Edan ! Duo Maling di Malang Ini Bobol 25 Rumah

MALANG KOTA – Miris, pelaku kejahatan kian menunjukkan nyalinya. Beberapa hari yang lalu, aparat penegak hukum berhasil mengamankan duo pembobol rumah. Mereka adalah Kristiwanto, warga Bareng dan Yupiter, warga Jalan Danau Bratan. Tak tanggung – tanggung, sekitar 25 rumah di Kota Malang diduga telah disatroni mereka.

AKBP Asfuri, Kapolres Malang Kota menyampaikan pelaku diduga bukanlah pelaku baru. Dalam aksinya, mereka mengincar rumah tak berpenghuni dengan kondisi lampu menyala di waktu siang.

“Kedua pelaku ini sengaja beraksi dengan keliling. Mereka mencari rumah kosong yang masih menyala lampunya di siang hari. Ketika di ketok tidak ada yang menjawab, mereka langsung mencongkel pintu dan mengambil barang – barang yang ada,” ujarnya.

Ia menambahkan, pelaku telah melakukan aksi pembobolan rumah kosong sejak 2015 lalu. Kejahatannya terungkap karena adanya laporan dari masyarakat. “Informasinya dari masyarakat, pelaku menawarkan barang – barang elektronik. Masyarakat curiga jika itu adalah hasil curian, karen keduanya bekerja sebagai tukang parkir dan penjual nasi,” imbuhnya.

Dari penangkapan tersebut polisi berhasil mengamankan televisi, laptop, lima unit handphone, sepeda motor yang digunakan saat mencuri, emas perhiasan, jam tangan, dan sejumlah alat untuk melakukan aksinya membobol rumah.

Duo pelaku ini terakhir melakukan aksi pada pertengahan Agustus dan awal September 2018. Asfuri mengimbau, bagi masyarakat untuk waspada karena pelaku kejahatan melakukan aksi di siang hari.

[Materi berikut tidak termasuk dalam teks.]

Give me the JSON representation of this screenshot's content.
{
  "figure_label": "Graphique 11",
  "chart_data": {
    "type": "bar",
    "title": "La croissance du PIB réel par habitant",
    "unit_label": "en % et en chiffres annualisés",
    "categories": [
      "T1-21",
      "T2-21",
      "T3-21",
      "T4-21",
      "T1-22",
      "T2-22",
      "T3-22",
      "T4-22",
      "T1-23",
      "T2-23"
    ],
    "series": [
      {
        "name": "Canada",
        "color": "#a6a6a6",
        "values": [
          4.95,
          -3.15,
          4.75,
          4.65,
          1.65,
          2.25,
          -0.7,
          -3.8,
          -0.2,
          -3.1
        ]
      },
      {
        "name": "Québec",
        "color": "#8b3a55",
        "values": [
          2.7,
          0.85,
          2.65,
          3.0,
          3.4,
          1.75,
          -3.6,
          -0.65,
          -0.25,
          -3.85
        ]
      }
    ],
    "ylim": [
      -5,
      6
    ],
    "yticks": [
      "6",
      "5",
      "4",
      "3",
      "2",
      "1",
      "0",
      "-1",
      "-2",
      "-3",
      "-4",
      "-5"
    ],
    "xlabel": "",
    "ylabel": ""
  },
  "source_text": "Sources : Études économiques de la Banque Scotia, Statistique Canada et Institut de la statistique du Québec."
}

“Harap selalu waspada, pelaku ini beraksi di siang hari. Hanya 5 menit saja, mereka berhasil merampas barang – barang di dalam rumah. Saya himbau pada masyarakat Kota Malang jika akan bepergian jauh untuk selalu menigipkan rumahnya kepada tetangga atau security setempat. Setidaknya mereka bisa membantu mengontrol dan menginformasikan apabila ada yang mencurigakan,” tandasnya.

Akibat perbuatan pelaku, mereka dijerat dengan pasal 363 KUHP tentang pencurian dengan pemberatan dengan ancaman hukuman maksimal 7 tahun penjara.